Search code examples
pythonpython-3.xencryptionencodingbase64

How to decode text with special symbols using base64 in python3?


I am trying to decode some list of texts using base64 module. Though I'm able to decode some, but probably the ones which have special symbols included in it I am unable to decode that.

import base64

# List of string which we are trying to decode
encoded_text_list = ['MTA0MDI0','MTA0MDYw','MTA0MDgz','MTA0MzI%3D']
    
# Iterating and decoding string using base64    
for k in encoded_text_list:
    print(k, base64.b64decode(k).decode())

Output:

MTA0MDI0 104024
MTA0MDYw 104060
MTA0MDgz 104083

---------------------------------------------------------------------------
Error                                     Traceback (most recent call last)
<ipython-input-60-d1ba00f4e54a> in <module>
      2 for k in member_url_list:
      3     print(k)
----> 4     print(base64.b64decode(k).decode())
      5     # break

/usr/lib/python3.6/base64.py in b64decode(s, altchars, validate)
     85     if validate and not re.match(b'^[A-Za-z0-9+/]*={0,2}$', s):
     86         raise binascii.Error('Non-base64 digit found')
---> 87     return binascii.a2b_base64(s)
     88 
     89 

Error: Incorrect padding

The script works well but as it reaches to decode string 'MTA0MzI%3D' it gives the above error.
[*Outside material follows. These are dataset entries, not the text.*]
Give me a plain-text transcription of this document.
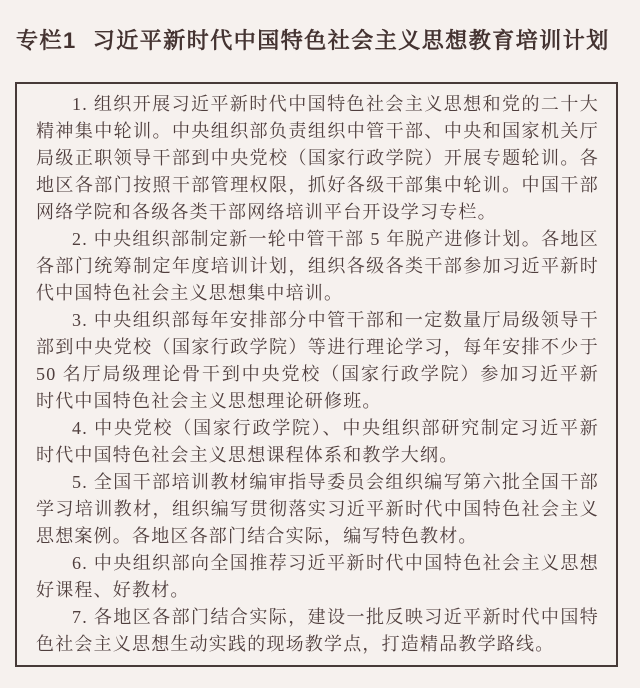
专栏1 习近平新时代中国特色社会主义思想教育培训计划

1. 组织开展习近平新时代中国特色社会主义思想和党的二十大精神集中轮训。中央组织部负责组织中管干部、中央和国家机关厅局级正职领导干部到中央党校（国家行政学院）开展专题轮训。各地区各部门按照干部管理权限，抓好各级干部集中轮训。中国干部网络学院和各级各类干部网络培训平台开设学习专栏。

2. 中央组织部制定新一轮中管干部 5 年脱产进修计划。各地区各部门统筹制定年度培训计划，组织各级各类干部参加习近平新时代中国特色社会主义思想集中培训。

3. 中央组织部每年安排部分中管干部和一定数量厅局级领导干部到中央党校（国家行政学院）等进行理论学习，每年安排不少于 50 名厅局级理论骨干到中央党校（国家行政学院）参加习近平新时代中国特色社会主义思想理论研修班。

4. 中央党校（国家行政学院）、中央组织部研究制定习近平新时代中国特色社会主义思想课程体系和教学大纲。

5. 全国干部培训教材编审指导委员会组织编写第六批全国干部学习培训教材，组织编写贯彻落实习近平新时代中国特色社会主义思想案例。各地区各部门结合实际，编写特色教材。

6. 中央组织部向全国推荐习近平新时代中国特色社会主义思想好课程、好教材。

7. 各地区各部门结合实际，建设一批反映习近平新时代中国特色社会主义思想生动实践的现场教学点，打造精品教学路线。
As above text list is based on url, so also tried with parse method of urllib.

from urllib.parse import unquote
b64_string = 'MTA0MzI%3D'
b64_string = unquote(b64_string) # 'MTA0MzI=' 
b64_string += "=" * ((4 - len(b64_string) % 4) % 4)
print(base64.b64decode(b64_string).decode())

Output:

10432

Expected Output:

104327

Now the output may seems to be correct, but it isn't as it converts the input text from 'MTA0MzI%3D' to 'MTA0MzI=' and so does it's output from '104327' to '10432'. Thing is the above text with symbol works perfectly on this base64 site.

I have tried in different versions on python i.e python 2, 3.6, 3.8, etc., I have also tried codecs module & explored some base64 functions, but got no positive response. Can someone please help me to make it working or suggest any other way to get it done.


Solution

  • These are url-quoted strings, so url-unquoting is the correct procedure. The first step is unquote them with urllib.parse.unquote. Only after that should you attempt base64-decoding and there's no need to manually mess around with the base64 padding character =.
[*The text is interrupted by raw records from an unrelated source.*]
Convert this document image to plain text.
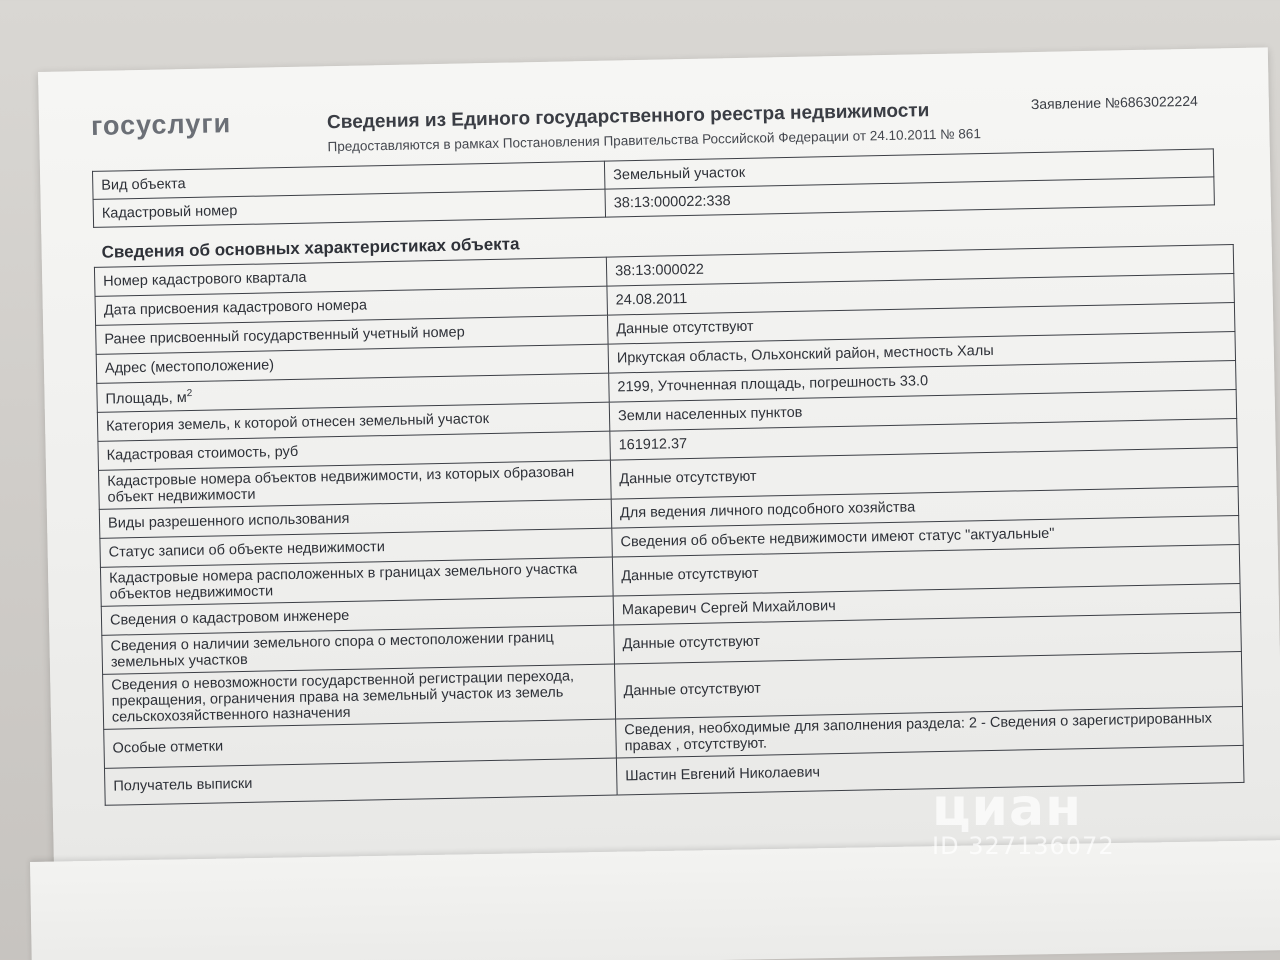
госуслуги	Сведения из Единого государственного реестра недвижимости
Предоставляются в рамках Постановления Правительства Российской Федерации от 24.10.2011 № 861
Заявление №6863022224
Вид объекта	Земельный участок
Кадастровый номер	38:13:000022:338
Сведения об основных характеристиках объекта
Номер кадастрового квартала	38:13:000022
Дата присвоения кадастрового номера	24.08.2011
Ранее присвоенный государственный учетный номер	Данные отсутствуют
Адрес (местоположение)	Иркутская область, Ольхонский район, местность Халы
Площадь, $м^2$	2199, Уточненная площадь, погрешность 33.0
Категория земель, к которой отнесен земельный участок	Земли населенных пунктов
Кадастровая стоимость, руб	161912.37
Кадастровые номера объектов недвижимости, из которых образован объект недвижимости	Данные отсутствуют
Виды разрешенного использования	Для ведения личного подсобного хозяйства
Статус записи об объекте недвижимости	Сведения об объекте недвижимости имеют статус "актуальные"
Кадастровые номера расположенных в границах земельного участка объектов недвижимости	Данные отсутствуют
Сведения о кадастровом инженере	Макаревич Сергей Михайлович
Сведения о наличии земельного спора о местоположении границ земельных участков	Данные отсутствуют
Сведения о невозможности государственной регистрации перехода, прекращения, ограничения права на земельный участок из земель сельскохозяйственного назначения	Данные отсутствуют
Особые отметки	Сведения, необходимые для заполнения раздела: 2 - Сведения о зарегистрированных правах , отсутствуют.
Получатель выписки	Шастин Евгений Николаевич
циан
ID 327136072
    The website you reference ignores invalid base64 characters and also infers the padding from the length of the base64-encoded data. So you give the website MTA0MzI%3D and it throws away the % because it's not valid base64 char, then processes MTA0MzI3D and returns 104327. Base64 padding is redundant and I'm not sure why some base64 encoding standards specify to have it in there but many do.

    Example:

    import base64
    import urllib.parse
    
    # List of string which we are trying to decode
    encoded_text_list = ['MTA0MDI0', 'MTA0MDYw', 'MTA0MDgz', 'MTA0MzI%3D']
    
    # Iterating and decoding string using base64
    for k in encoded_text_list:
        url_unquoted = urllib.parse.unquote(k)
        print(k, base64.b64decode(url_unquoted).decode('utf-8'))
    

    Output

    MTA0MDI0 104024
    MTA0MDYw 104060
    MTA0MDgz 104083
    MTA0MzI%3D 10432
    

    and 10432 is the correct output, not 104327.